Studentato di San Bevignate: non esistono scorciatoie tra cavilli e ricorsi, la questione è di scelta politica. Dopo averla ignorata per 4 anni, va affrontata e risolta.

Questa mattina, in seduta congiunta, la Commissione Cultura e Sociale insieme a quella Urbanistica, hanno finalmente affrontato il tema dello studentato di San Bevignate grazie all’apporto di numerosi ospiti. A conferma e dimostrazione che ad oggi le scelte sono in capo soltanto a due soggetti: il Comune di Perugia e l’Università degli Studi. A loro spetta con urgenza di chiarire, con atti ufficiali e non dichiarazioni a mezzo stampa o convegni improvvisati, la loro posizione amministrativa rispetto alla residenza univeristaria.

La struttura è stata, infatti, richiesta dall’Università stessa, ma sostanzialmente in un’altra epoca: quando il numero di iscritti all’ateneo era circa il doppio degli attuali, le aule del polo della Conca non riuscivano più a contenere gli studenti ed era in cantiere lo spostamento di numerose facoltà in via del Giochetto. Non è stata una richiesta di realizzazione calata dall’alto, ma fu avanzata dalla amministrazione universitaria, discussa nelle facoltà interessate ed approvata da tutti gli organi collegiali. Non a caso parte del terreno su cui dovrebbe sorgere il nuovo collegio é di proprietà dell’ateneo perugino.

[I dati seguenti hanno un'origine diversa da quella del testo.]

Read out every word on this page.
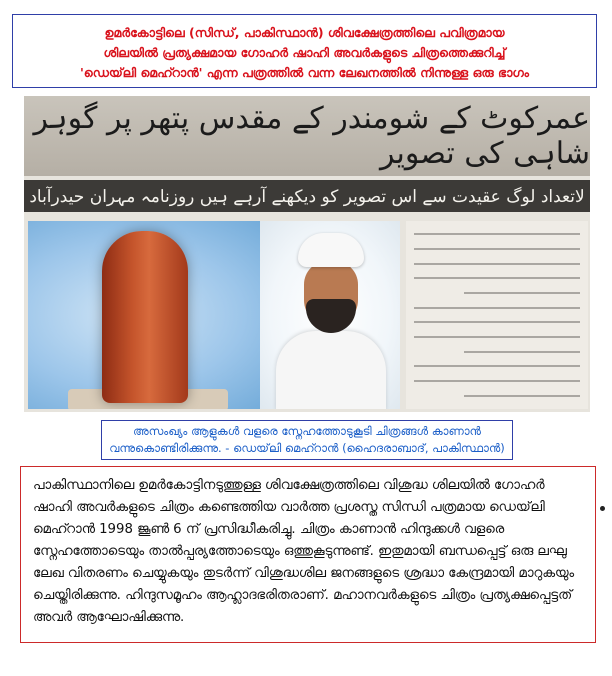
ഉമർകോട്ടിലെ (സിന്ധ്, പാകിസ്ഥാൻ) ശിവക്ഷേത്രത്തിലെ പവിത്രമായ
ശിലയിൽ പ്രത്യക്ഷമായ ഗോഹർ ഷാഹി അവർകളുടെ ചിത്രത്തെക്കുറിച്ച്
'ഡെയ്‌ലി മെഹ്റാൻ' എന്ന പത്രത്തിൽ വന്ന ലേഖനത്തിൽ നിന്നുള്ള ഒരു ഭാഗം
عمرکوٹ کے شومندر کے مقدس پتھر پر گوہر شاہی کی تصویر
لاتعداد لوگ عقیدت سے اس تصویر کو دیکھنے آرہے ہیں روزنامہ مہران حیدرآباد
അസംഖ്യം ആളുകൾ വളരെ സ്നേഹത്തോടുകൂടി ചിത്രങ്ങൾ കാണാൻ
വന്നുകൊണ്ടിരിക്കുന്നു. - ഡെയ്‌ലി മെഹ്റാൻ (ഹൈദരാബാദ്, പാകിസ്ഥാൻ)
പാകിസ്ഥാനിലെ ഉമർകോട്ടിനടുത്തുള്ള ശിവക്ഷേത്രത്തിലെ വിശുദ്ധ ശിലയിൽ ഗോഹർ ഷാഹി അവർകളുടെ ചിത്രം കണ്ടെത്തിയ വാർത്ത പ്രശസ്ത സിന്ധി പത്രമായ ഡെയ്‌ലി മെഹ്റാൻ 1998 ജൂൺ 6 ന് പ്രസിദ്ധീകരിച്ചു. ചിത്രം കാണാൻ ഹിന്ദുക്കൾ വളരെ സ്നേഹത്തോടെയും താൽപ്പര്യത്തോടെയും ഒത്തുകൂടുന്നുണ്ട്. ഇതുമായി ബന്ധപ്പെട്ട് ഒരു ലഘു ലേഖ വിതരണം ചെയ്യുകയും തുടർന്ന് വിശുദ്ധശില ജനങ്ങളുടെ ശ്രദ്ധാ കേന്ദ്രമായി മാറുകയും ചെയ്തിരിക്കുന്നു. ഹിന്ദുസമൂഹം ആഹ്ലാദഭരിതരാണ്. മഹാനവർകളുടെ ചിത്രം പ്രത്യക്ഷപ്പെട്ടത് അവർ ആഘോഷിക്കുന്നു.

Da allora sono passati 15 anni, non moltissimi ma è come se fosse trascorsa un’era geologica per quanto sono cambiate le condizioni dell’ateneo e del territorio: gli studenti sono passati da quasi 40 mila a circa 20 mila, le facoltà universitarie non si sono mai spostate dalla Conca e all’interno del complesso di Monteluce sta per essere inaugurato un collegio universitario realizzato proprio dall’ADISU.

É profondamente sbagliato spostare sul piano della legittimità la realizzazione dello studentato a San Bevignate, come si è tentato di fare finora con scarso successo: è stato un errore aver perso 4 anni di tempo, ignorando la questione e sperando di trovare una scappatoia tramite cavilli, ricorsi ed appigli legali. Il procedimento, come ha certificato il TAR, é legittimo e regolare. Ma non é questo il punto, la questione va posta su un piano diverso: quello delle scelte politiche e della capacità di governare i processi.

L’attuale vice-sindaco Barelli costruì la sua candidatura proprio sulla questione di San Bevignate, in maniera del tutto strumentale, alternando conferenze stampa a comizi elettorali e condendo il tutto con fiaccolate nell’area del progetto: ieri, nel 2014, da oppositore tuonava contro il Comune di Perugia a cui addossava tutte le responsabilità dicendo che “certe aree devono essere intoccabili”, ma oggi, nel 2018, dalla poltrona ottenuto tramite quelle battaglie strumentali ha cambiato totalmente versione sostenendo che l’amministrazione comunale non può incidere e concedendosi un totale immobilismo sulla vicenda.

Ma il vice-sindaco Barelli ha una grande responsabilità: non aver fatto nulla per quasi 4 anni, nella speranza di trovare scorciatoie legali o che qualcun’altro risolvesse la questione al suo posto per poi rivendicarne i meriti. Ma le concessioni edilizie sono in capo al Comune di Perugia e se lui, il Sindaco o la Giunta ritengono di volerle revocare è nelle loro facoltà. É utile ricordare che L’ADISU è un ente strumentale al raggiungimento di obiettivi che gli vengono dati, è il mezzo e l’esecutore, non il decisore. Ancora nel maggio del 2013 il CDA dell’Università degli Studi di Perugia ha deliberato di trasferire le facoltà di Scienze Matematiche, Fisiche e Naturali e le migliaia di iscritti afferenti ai loro corsi di laurea in via del Giochetto.

La questione, quindi, oltre al vice-sindaco Barelli riguarda direttamente anche l’attuale Rettore Moriconi: non avendo mai dato seguito allo spostamento delle facoltà universitarie, di fronte al quasi dimezzamento degli iscritti rispetto a quando fu votata la richiesta dello studentato e dopo la realizzazione di un collegio universitario del tutto simile a poche centinaia di metri di distanza, ad oggi ravvisa ancora la necessità dello studentato a San Bevignate? Essendo l’Università che lui governa proprietaria del terreno e avendo nelle sue disponibilità la possibilità di rescindere il protocollo per la costruzione della struttura, sottoscritto proprio con il Comune di Perugia e gli altri enti locali, perché non agisce? L’amministrazione universitaria è a tutti gli effetti uno dei principali attori in campo assieme all’amministrazione comunale, allora perché è così inerte ed evita attentamente di occuparsi della vicenda?